From Side Project to Bootable Desktop

Started in 2024 as a learning exercise, Zinnia now implements a broad set of POSIX system calls plus common Linux and BSD extensions like epoll and timerfd. Those extensions let it run Wayland and X11 sessions, which means you can actually use XFCE or Weston on top of it. The kernel boots on any UEFI-based x86_64 machine thanks to the Limine bootloader - no custom firmware required.

Unsafe Rust usage is intentionally minimized. The project aims for near-zero unsafe code, a stark contrast to most hobby kernels that lean heavily on C and inline assembly.

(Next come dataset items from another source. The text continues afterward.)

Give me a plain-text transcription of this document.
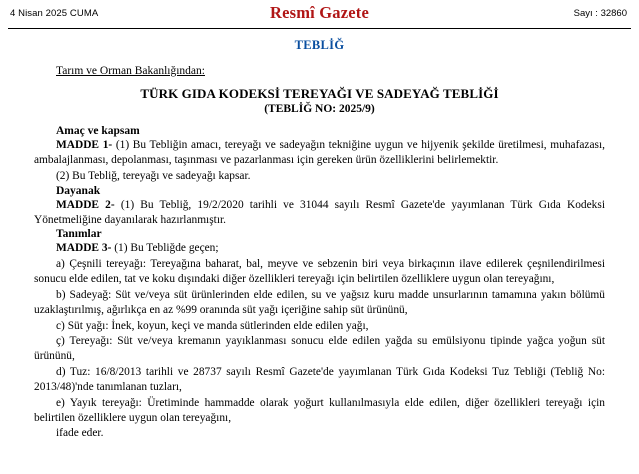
4 Nisan 2025 CUMA	Resmî Gazete	Sayı : 32860
TEBLİĞ
Tarım ve Orman Bakanlığından:
TÜRK GIDA KODEKSİ TEREYAĞI VE SADEYAĞ TEBLİĞİ
(TEBLİĞ NO: 2025/9)
Amaç ve kapsam

MADDE 1- (1) Bu Tebliğin amacı, tereyağı ve sadeyağın tekniğine uygun ve hijyenik şekilde üretilmesi, muhafazası, ambalajlanması, depolanması, taşınması ve pazarlanması için gereken ürün özelliklerini belirlemektir.

(2) Bu Tebliğ, tereyağı ve sadeyağı kapsar.

Dayanak

MADDE 2- (1) Bu Tebliğ, 19/2/2020 tarihli ve 31044 sayılı Resmî Gazete'de yayımlanan Türk Gıda Kodeksi Yönetmeliğine dayanılarak hazırlanmıştır.

Tanımlar

MADDE 3- (1) Bu Tebliğde geçen;

a) Çeşnili tereyağı: Tereyağına baharat, bal, meyve ve sebzenin biri veya birkaçının ilave edilerek çeşnilendirilmesi sonucu elde edilen, tat ve koku dışındaki diğer özellikleri tereyağı için belirtilen özelliklere uygun olan tereyağını,

b) Sadeyağ: Süt ve/veya süt ürünlerinden elde edilen, su ve yağsız kuru madde unsurlarının tamamına yakın bölümü uzaklaştırılmış, ağırlıkça en az %99 oranında süt yağı içeriğine sahip süt ürününü,

c) Süt yağı: İnek, koyun, keçi ve manda sütlerinden elde edilen yağı,

ç) Tereyağı: Süt ve/veya kremanın yayıklanması sonucu elde edilen yağda su emülsiyonu tipinde yağca yoğun süt ürününü,

d) Tuz: 16/8/2013 tarihli ve 28737 sayılı Resmî Gazete'de yayımlanan Türk Gıda Kodeksi Tuz Tebliği (Tebliğ No: 2013/48)'nde tanımlanan tuzları,

e) Yayık tereyağı: Üretiminde hammadde olarak yoğurt kullanılmasıyla elde edilen, diğer özellikleri tereyağı için belirtilen özelliklere uygun olan tereyağını,

ifade eder.
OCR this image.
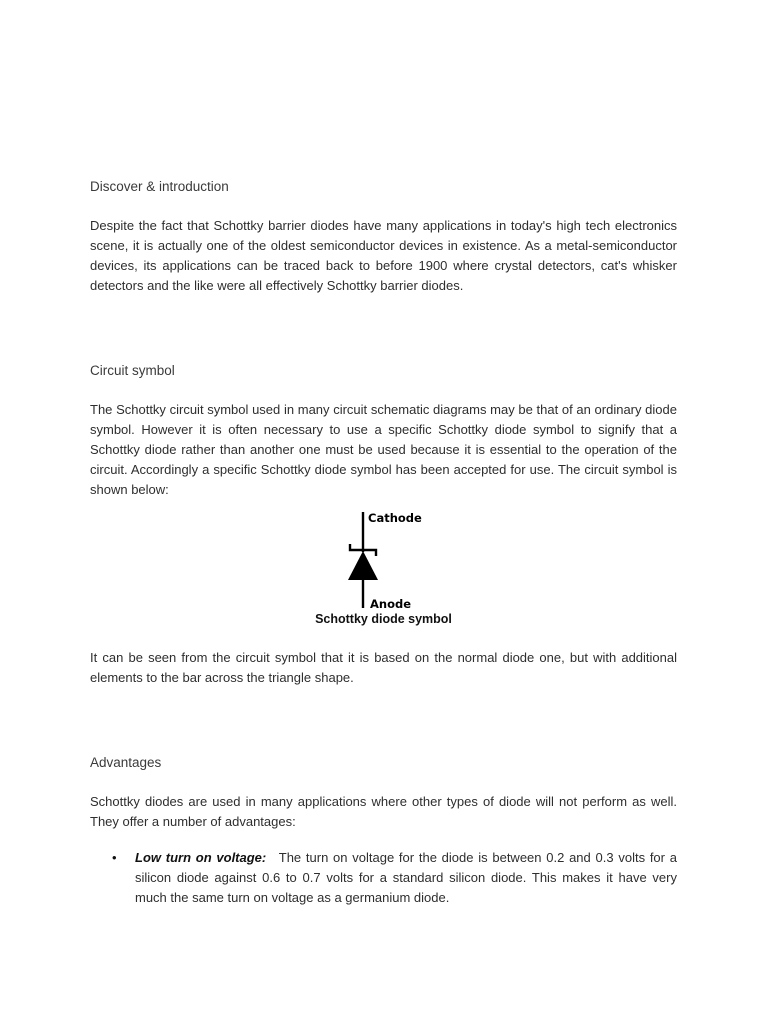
Discover & introduction

Despite the fact that Schottky barrier diodes have many applications in today's high tech electronics scene, it is actually one of the oldest semiconductor devices in existence. As a metal-semiconductor devices, its applications can be traced back to before 1900 where crystal detectors, cat's whisker detectors and the like were all effectively Schottky barrier diodes.

Circuit symbol

The Schottky circuit symbol used in many circuit schematic diagrams may be that of an ordinary diode symbol. However it is often necessary to use a specific Schottky diode symbol to signify that a Schottky diode rather than another one must be used because it is essential to the operation of the circuit. Accordingly a specific Schottky diode symbol has been accepted for use. The circuit symbol is shown below:

Cathode
Anode
Schottky diode symbol

It can be seen from the circuit symbol that it is based on the normal diode one, but with additional elements to the bar across the triangle shape.

Advantages

Schottky diodes are used in many applications where other types of diode will not perform as well. They offer a number of advantages:

• Low turn on voltage: The turn on voltage for the diode is between 0.2 and 0.3 volts for a silicon diode against 0.6 to 0.7 volts for a standard silicon diode. This makes it have very much the same turn on voltage as a germanium diode.
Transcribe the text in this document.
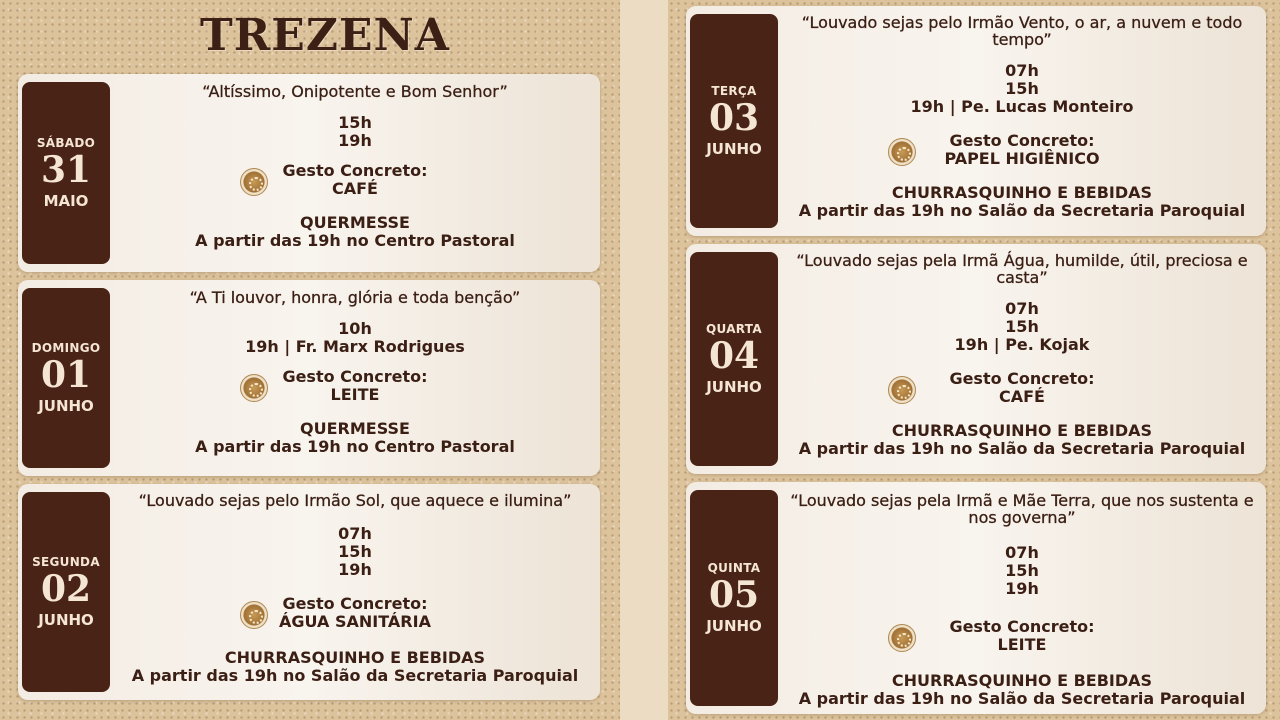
TREZENA
SÁBADO
31
MAIO
“Altíssimo, Onipotente e Bom Senhor”
15h
19h
Gesto Concreto:
CAFÉ
QUERMESSE
A partir das 19h no Centro Pastoral
DOMINGO
01
JUNHO
“A Ti louvor, honra, glória e toda benção”
10h
19h | Fr. Marx Rodrigues
Gesto Concreto:
LEITE
QUERMESSE
A partir das 19h no Centro Pastoral
SEGUNDA
02
JUNHO
“Louvado sejas pelo Irmão Sol, que aquece e ilumina”
07h
15h
19h
Gesto Concreto:
ÁGUA SANITÁRIA
CHURRASQUINHO E BEBIDAS
A partir das 19h no Salão da Secretaria Paroquial
TERÇA
03
JUNHO
“Louvado sejas pelo Irmão Vento, o ar, a nuvem e todo tempo”
07h
15h
19h | Pe. Lucas Monteiro
Gesto Concreto:
PAPEL HIGIÊNICO
CHURRASQUINHO E BEBIDAS
A partir das 19h no Salão da Secretaria Paroquial
QUARTA
04
JUNHO
“Louvado sejas pela Irmã Água, humilde, útil, preciosa e casta”
07h
15h
19h | Pe. Kojak
Gesto Concreto:
CAFÉ
CHURRASQUINHO E BEBIDAS
A partir das 19h no Salão da Secretaria Paroquial
QUINTA
05
JUNHO
“Louvado sejas pela Irmã e Mãe Terra, que nos sustenta e nos governa”
07h
15h
19h
Gesto Concreto:
LEITE
CHURRASQUINHO E BEBIDAS
A partir das 19h no Salão da Secretaria Paroquial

That makes Zinnia an interesting case study for safety-critical or auditable OS designs.

Modular Drivers via Rust ELF Dylibs

Drivers load as Rust ELF shared libraries from an initrd, much like Linux kernel modules but built entirely in Rust. This modular approach keeps the core kernel small while allowing dynamic hardware support. The dylib format means each driver is a proper ELF object that gets linked during boot - not a blob or flat binary.

Porting a driver means writing Rust code that fits Zinnia's module API, not wrestling with C preprocessor macros or platform-specific linker scripts. For a kernel that started as a personal project, that's a surprisingly clean design choice.

Portability and Future Targets

Right now Zinnia targets x86_64 only, and it boots on real hardware like the ThinkPad E14 G7 shown in project screenshots. aarch64 and riscv64 support is planned but not prioritized. The project explicitly welcomes fixes and contributions.

If Zinnia continues to mature, it could become a viable platform for embedded or security-focused environments where Rust's safety guarantees matter more than Linux compatibility. For now, it's the most practical Rust-native Unix-like kernel that can actually run a desktop on real metal.